Running past the end of a BED
Opened this issue · 1 comments
rulixxx commented
Expected Behavior
Terminate correctly when iterating over a BED file for intersecting intervals.
Current Behavior
Error caused by trying to read pass the end of the stream.
Possible Solution / Implementation
This worked for me:
Added an extra condition in the loop of function Indexes.done
function Indexes.done(iter::Indexes.TabixOverlapIterator, state)
buffer = BioGenerics.IO.stream(iter.reader)
source = buffer.stream
if state.chunkid == 0
if isempty(state.chunks)
return true
end
state.chunkid += 1
seek(source, state.chunks[state.chunkid].start)
end
while state.chunkid ≤ lastindex(state.chunks)
chunk = state.chunks[state.chunkid]
# The `virtualoffset(source)` is not synchronized with the current reading position because data are buffered in `buffer` for parsing text.

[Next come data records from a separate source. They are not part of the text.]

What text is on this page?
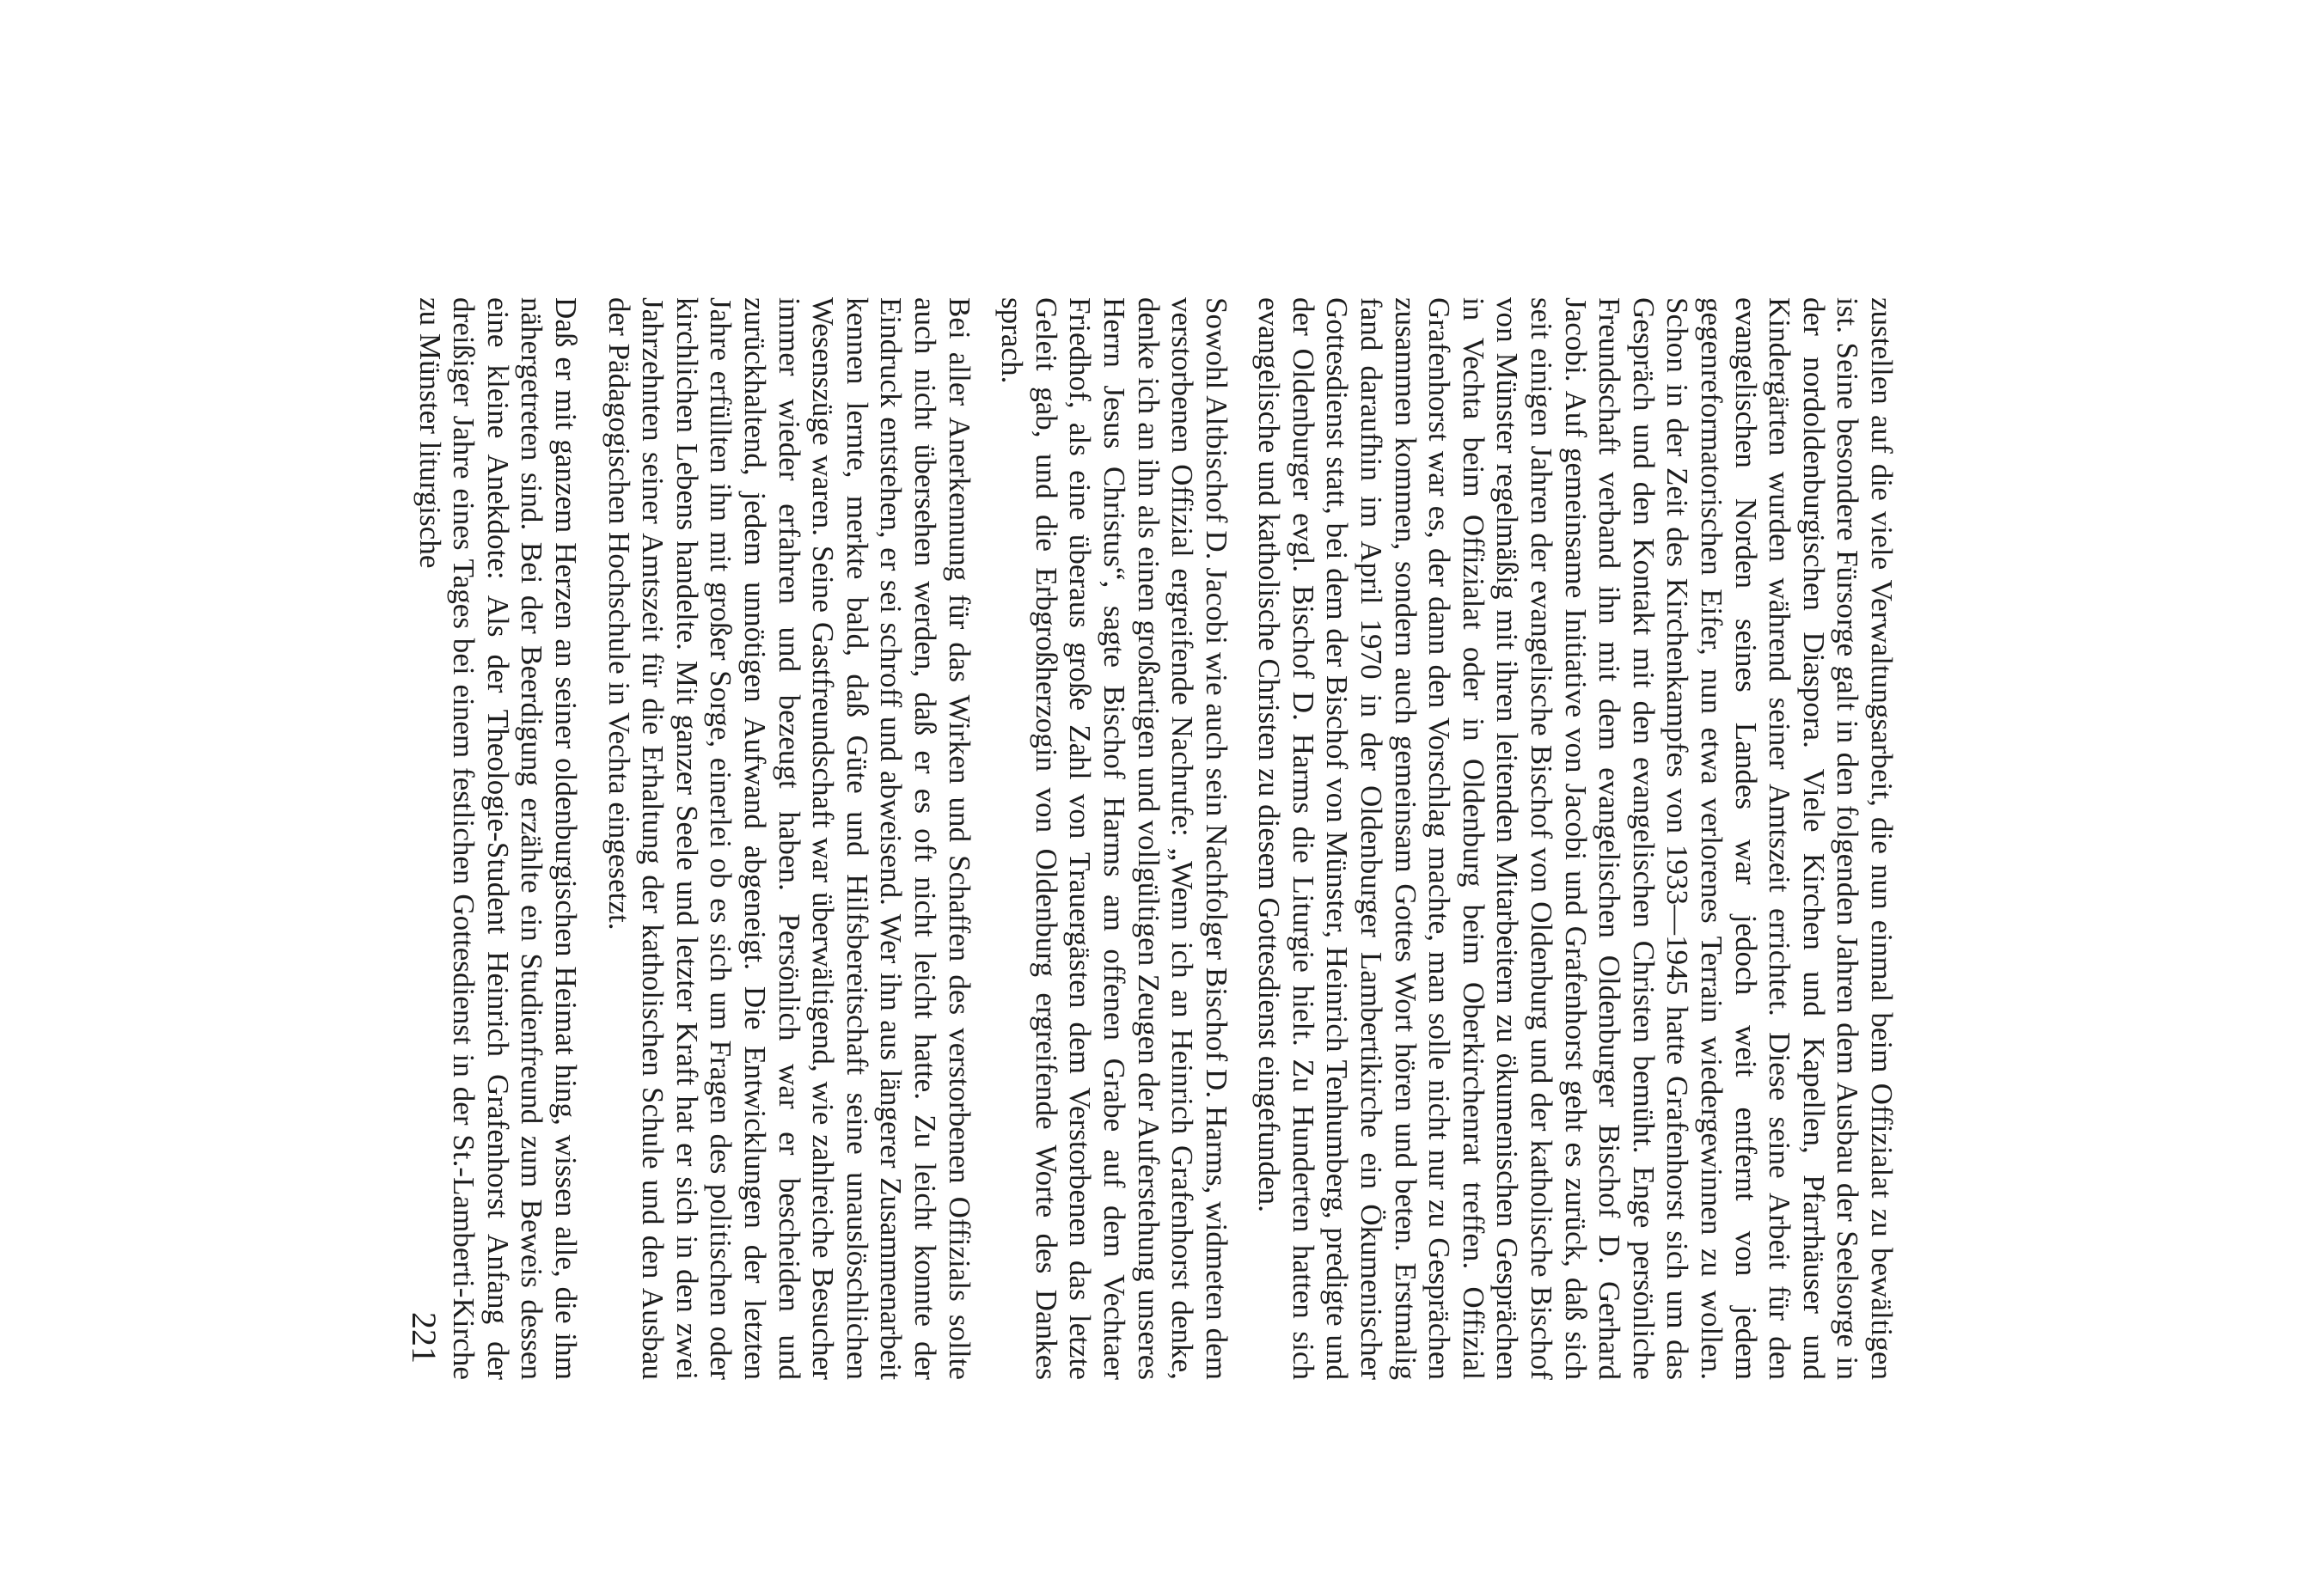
zustellen auf die viele Verwaltungsarbeit, die nun einmal beim Offizialat zu bewältigen ist. Seine besondere Fürsorge galt in den folgenden Jahren dem Ausbau der Seelsorge in der nordoldenburgischen Diaspora. Viele Kirchen und Kapellen, Pfarrhäuser und Kindergärten wurden während seiner Amtszeit errichtet. Diese seine Arbeit für den evangelischen Norden seines Landes war jedoch weit entfernt von jedem gegenreformatorischen Eifer, nun etwa verlorenes Terrain wiedergewinnen zu wollen. Schon in der Zeit des Kirchenkampfes von 1933—1945 hatte Grafenhorst sich um das Gespräch und den Kontakt mit den evangelischen Christen bemüht. Enge persönliche Freundschaft verband ihn mit dem evangelischen Oldenburger Bischof D. Gerhard Jacobi. Auf gemeinsame Initiative von Jacobi und Grafenhorst geht es zurück, daß sich seit einigen Jahren der evangelische Bischof von Oldenburg und der katholische Bischof von Münster regelmäßig mit ihren leitenden Mitarbeitern zu ökumenischen Gesprächen in Vechta beim Offizialat oder in Oldenburg beim Oberkirchenrat treffen. Offizial Grafenhorst war es, der dann den Vorschlag machte, man solle nicht nur zu Gesprächen zusammen kommen, sondern auch gemeinsam Gottes Wort hören und beten. Erstmalig fand daraufhin im April 1970 in der Oldenburger Lambertikirche ein Ökumenischer Gottesdienst statt, bei dem der Bischof von Münster, Heinrich Tenhumberg, predigte und der Oldenburger evgl. Bischof D. Harms die Liturgie hielt. Zu Hunderten hatten sich evangelische und katholische Christen zu diesem Gottesdienst eingefunden.

Sowohl Altbischof D. Jacobi wie auch sein Nachfolger Bischof D. Harms, widmeten dem verstorbenen Offizial ergreifende Nachrufe: „Wenn ich an Heinrich Grafenhorst denke, denke ich an ihn als einen großartigen und vollgültigen Zeugen der Auferstehung unseres Herrn Jesus Christus“, sagte Bischof Harms am offenen Grabe auf dem Vechtaer Friedhof, als eine überaus große Zahl von Trauergästen dem Verstorbenen das letzte Geleit gab, und die Erbgroßherzogin von Oldenburg ergreifende Worte des Dankes sprach.

Bei aller Anerkennung für das Wirken und Schaffen des verstorbenen Offizials sollte auch nicht übersehen werden, daß er es oft nicht leicht hatte. Zu leicht konnte der Eindruck entstehen, er sei schroff und abweisend. Wer ihn aus längerer Zusammenarbeit kennen lernte, merkte bald, daß Güte und Hilfsbereitschaft seine unauslöschlichen Wesenszüge waren. Seine Gastfreundschaft war überwältigend, wie zahlreiche Besucher immer wieder erfahren und bezeugt haben. Persönlich war er bescheiden und zurückhaltend, jedem unnötigen Aufwand abgeneigt. Die Entwicklungen der letzten Jahre erfüllten ihn mit großer Sorge, einerlei ob es sich um Fragen des politischen oder kirchlichen Lebens handelte. Mit ganzer Seele und letzter Kraft hat er sich in den zwei Jahrzehnten seiner Amtszeit für die Erhaltung der katholischen Schule und den Ausbau der Pädagogischen Hochschule in Vechta eingesetzt.

Daß er mit ganzem Herzen an seiner oldenburgischen Heimat hing, wissen alle, die ihm nähergetreten sind. Bei der Beerdigung erzählte ein Studienfreund zum Beweis dessen eine kleine Anekdote: Als der Theologie-Student Heinrich Grafenhorst Anfang der dreißiger Jahre eines Tages bei einem festlichen Gottesdienst in der St.-Lamberti-Kirche zu Münster liturgische

221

# So we need to check not only `virtualoffset` but also `nb_available`, which returns the current buffered data size.
while !eof(iter.reader.state.stream) && (bytesavailable(buffer) > 0 || BGZFStreams.virtualoffset(source) < chunk.stop)
read!(iter.reader, state.record)
c = Indexes.icmp(state.record, iter.interval)
if c == 0 # overlapping
return false
elseif c > 0
# no more overlapping records in this chunk
break
end
end
state.chunkid += 1
if state.chunkid ≤ lastindex(state.chunks)

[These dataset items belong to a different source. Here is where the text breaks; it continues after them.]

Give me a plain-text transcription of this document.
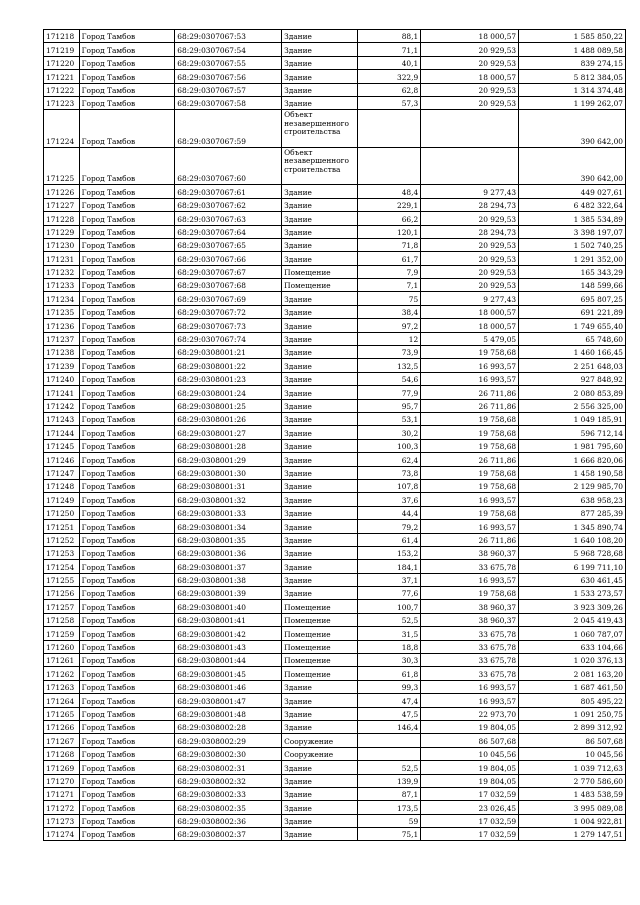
171218	Город Тамбов	68:29:0307067:53	Здание	88,1	18 000,57	1 585 850,22
171219	Город Тамбов	68:29:0307067:54	Здание	71,1	20 929,53	1 488 089,58
171220	Город Тамбов	68:29:0307067:55	Здание	40,1	20 929,53	839 274,15
171221	Город Тамбов	68:29:0307067:56	Здание	322,9	18 000,57	5 812 384,05
171222	Город Тамбов	68:29:0307067:57	Здание	62,8	20 929,53	1 314 374,48
171223	Город Тамбов	68:29:0307067:58	Здание	57,3	20 929,53	1 199 262,07
171224	Город Тамбов	68:29:0307067:59	Объект незавершенного строительства			390 642,00
171225	Город Тамбов	68:29:0307067:60	Объект незавершенного строительства			390 642,00
171226	Город Тамбов	68:29:0307067:61	Здание	48,4	9 277,43	449 027,61
171227	Город Тамбов	68:29:0307067:62	Здание	229,1	28 294,73	6 482 322,64
171228	Город Тамбов	68:29:0307067:63	Здание	66,2	20 929,53	1 385 534,89
171229	Город Тамбов	68:29:0307067:64	Здание	120,1	28 294,73	3 398 197,07
171230	Город Тамбов	68:29:0307067:65	Здание	71,8	20 929,53	1 502 740,25
171231	Город Тамбов	68:29:0307067:66	Здание	61,7	20 929,53	1 291 352,00
171232	Город Тамбов	68:29:0307067:67	Помещение	7,9	20 929,53	165 343,29
171233	Город Тамбов	68:29:0307067:68	Помещение	7,1	20 929,53	148 599,66
171234	Город Тамбов	68:29:0307067:69	Здание	75	9 277,43	695 807,25
171235	Город Тамбов	68:29:0307067:72	Здание	38,4	18 000,57	691 221,89
171236	Город Тамбов	68:29:0307067:73	Здание	97,2	18 000,57	1 749 655,40
171237	Город Тамбов	68:29:0307067:74	Здание	12	5 479,05	65 748,60
171238	Город Тамбов	68:29:0308001:21	Здание	73,9	19 758,68	1 460 166,45
171239	Город Тамбов	68:29:0308001:22	Здание	132,5	16 993,57	2 251 648,03
171240	Город Тамбов	68:29:0308001:23	Здание	54,6	16 993,57	927 848,92
171241	Город Тамбов	68:29:0308001:24	Здание	77,9	26 711,86	2 080 853,89
171242	Город Тамбов	68:29:0308001:25	Здание	95,7	26 711,86	2 556 325,00
171243	Город Тамбов	68:29:0308001:26	Здание	53,1	19 758,68	1 049 185,91
171244	Город Тамбов	68:29:0308001:27	Здание	30,2	19 758,68	596 712,14
171245	Город Тамбов	68:29:0308001:28	Здание	100,3	19 758,68	1 981 795,60
171246	Город Тамбов	68:29:0308001:29	Здание	62,4	26 711,86	1 666 820,06
171247	Город Тамбов	68:29:0308001:30	Здание	73,8	19 758,68	1 458 190,58
171248	Город Тамбов	68:29:0308001:31	Здание	107,8	19 758,68	2 129 985,70
171249	Город Тамбов	68:29:0308001:32	Здание	37,6	16 993,57	638 958,23
171250	Город Тамбов	68:29:0308001:33	Здание	44,4	19 758,68	877 285,39
171251	Город Тамбов	68:29:0308001:34	Здание	79,2	16 993,57	1 345 890,74
171252	Город Тамбов	68:29:0308001:35	Здание	61,4	26 711,86	1 640 108,20
171253	Город Тамбов	68:29:0308001:36	Здание	153,2	38 960,37	5 968 728,68
171254	Город Тамбов	68:29:0308001:37	Здание	184,1	33 675,78	6 199 711,10
171255	Город Тамбов	68:29:0308001:38	Здание	37,1	16 993,57	630 461,45
171256	Город Тамбов	68:29:0308001:39	Здание	77,6	19 758,68	1 533 273,57
171257	Город Тамбов	68:29:0308001:40	Помещение	100,7	38 960,37	3 923 309,26
171258	Город Тамбов	68:29:0308001:41	Помещение	52,5	38 960,37	2 045 419,43
171259	Город Тамбов	68:29:0308001:42	Помещение	31,5	33 675,78	1 060 787,07
171260	Город Тамбов	68:29:0308001:43	Помещение	18,8	33 675,78	633 104,66
171261	Город Тамбов	68:29:0308001:44	Помещение	30,3	33 675,78	1 020 376,13
171262	Город Тамбов	68:29:0308001:45	Помещение	61,8	33 675,78	2 081 163,20
171263	Город Тамбов	68:29:0308001:46	Здание	99,3	16 993,57	1 687 461,50
171264	Город Тамбов	68:29:0308001:47	Здание	47,4	16 993,57	805 495,22
171265	Город Тамбов	68:29:0308001:48	Здание	47,5	22 973,70	1 091 250,75
171266	Город Тамбов	68:29:0308002:28	Здание	146,4	19 804,05	2 899 312,92
171267	Город Тамбов	68:29:0308002:29	Сооружение		86 507,68	86 507,68
171268	Город Тамбов	68:29:0308002:30	Сооружение		10 045,56	10 045,56
171269	Город Тамбов	68:29:0308002:31	Здание	52,5	19 804,05	1 039 712,63
171270	Город Тамбов	68:29:0308002:32	Здание	139,9	19 804,05	2 770 586,60
171271	Город Тамбов	68:29:0308002:33	Здание	87,1	17 032,59	1 483 538,59
171272	Город Тамбов	68:29:0308002:35	Здание	173,5	23 026,45	3 995 089,08
171273	Город Тамбов	68:29:0308002:36	Здание	59	17 032,59	1 004 922,81
171274	Город Тамбов	68:29:0308002:37	Здание	75,1	17 032,59	1 279 147,51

seek(source, state.chunks[state.chunkid].start)
end
end
# no more overlapping records
return true
end
Steps to Reproduce (for bugs)
Sorry I encountered this sometime ago so I no longer have the BED files. Might have been brought about when working with concatenated bgzipped files.
CiaranOMara commented
Thanks for this report.
If it were bgzipped files, there is a known issue that affects the calculation of the virtual offset. The issue occurs when multiple threads are in use.
I think this issue will be addressed upstream with BioJulia/BGZFStreams.jl#27.